Klimov uses the sound of flies and quick shots of dolls lingering on the floor to unsettle the audience and force them to understand what Flyora won’t face. The buzzing flies fills the speakers. The music swells. Glasha understands.

Klimov builds a terrible anticipation in that house and releases it when the two characters flee. Glasha looks over her shoulder and Klimov lets the audience see what she sees for just a moment.

It lasts maybe three seconds, but those three seconds both release the tension earned in the cabin and ratchet up the intensity of the overall film. It’s a brilliant movie.

A brilliant movie that harrowed its cast and crew. Klimov never directed another film. He didn’t use blanks in the weapons, instead firing live bullets over the actors’ heads. You can tell. “Thank God that boy … didn’t go mad,” Klimov said of his young lead.
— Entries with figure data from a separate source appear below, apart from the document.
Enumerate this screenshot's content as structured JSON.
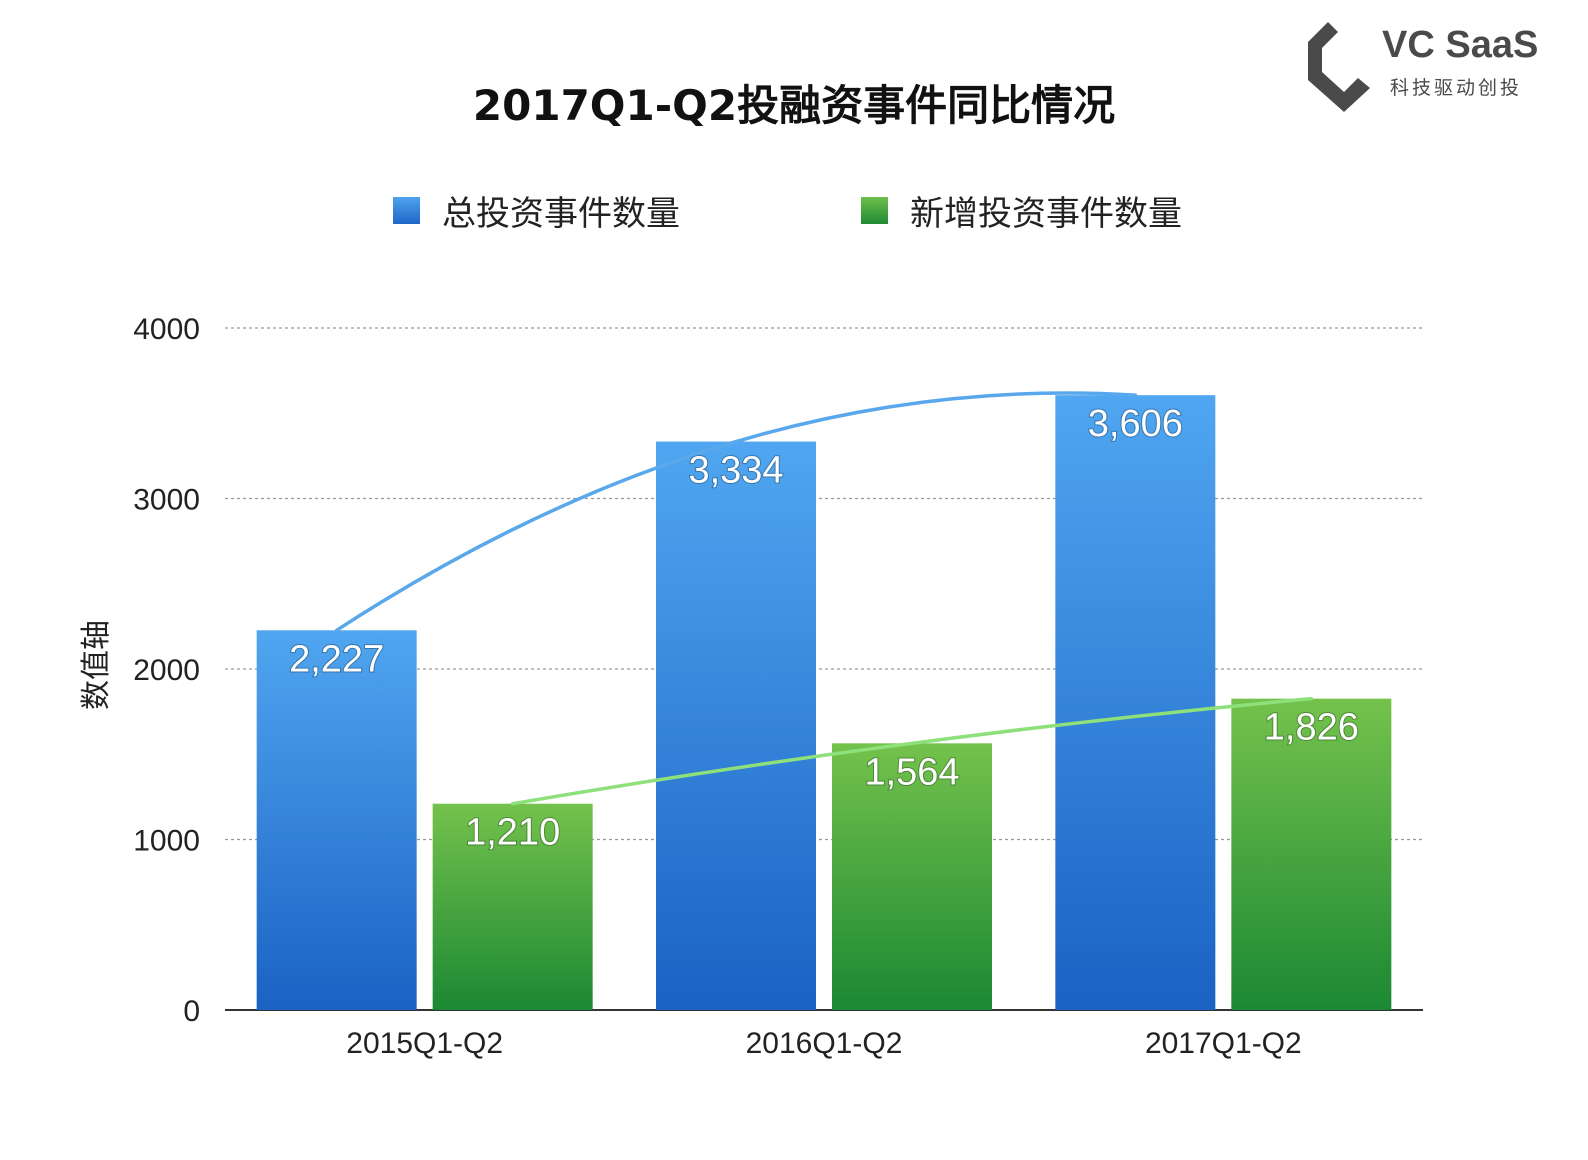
{
  "title": "2017Q1-Q2投融资事件同比情况",
  "logo": {
    "name": "VC SaaS",
    "slogan": "科技驱动创投"
  },
  "chart_data": {
    "type": "bar",
    "title": "2017Q1-Q2投融资事件同比情况",
    "categories": [
      "2015Q1-Q2",
      "2016Q1-Q2",
      "2017Q1-Q2"
    ],
    "series": [
      {
        "name": "总投资事件数量",
        "values": [
          2227,
          3334,
          3606
        ],
        "labels": [
          "2,227",
          "3,334",
          "3,606"
        ],
        "color": "#2f86e0"
      },
      {
        "name": "新增投资事件数量",
        "values": [
          1210,
          1564,
          1826
        ],
        "labels": [
          "1,210",
          "1,564",
          "1,826"
        ],
        "color": "#3fa43f"
      }
    ],
    "trendlines": true,
    "xlabel": "",
    "ylabel": "数值轴",
    "ylim": [
      0,
      4000
    ],
    "yticks": [
      0,
      1000,
      2000,
      3000,
      4000
    ],
    "grid": true,
    "legend_position": "top"
  }
}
Come and See feels like a mission. Both Klimov and writer Adamovich wanted to honor the dead and show the world what had happened to the people stranded on the Eastern Front. They filmed in Byelorussia and Adamovich spent time with the local villagers. He read aloud to them the first-hand accounts of people who had survived the genocide, and listened to their stories in return.

“It kept me from the tiniest falsehood. That subject was too sacred for us to be false,” Klimov explained during an interview late in his life. “The Byelorussian genes remember that holocaust because every fourth person perished there.”

When you watch — and you should watch — know that Klimov and Adamovich based the film’s climax on the story of a survivor they met. The SS burned that church and they did let some people flee if they didn’t have children. The survivors envied the dead.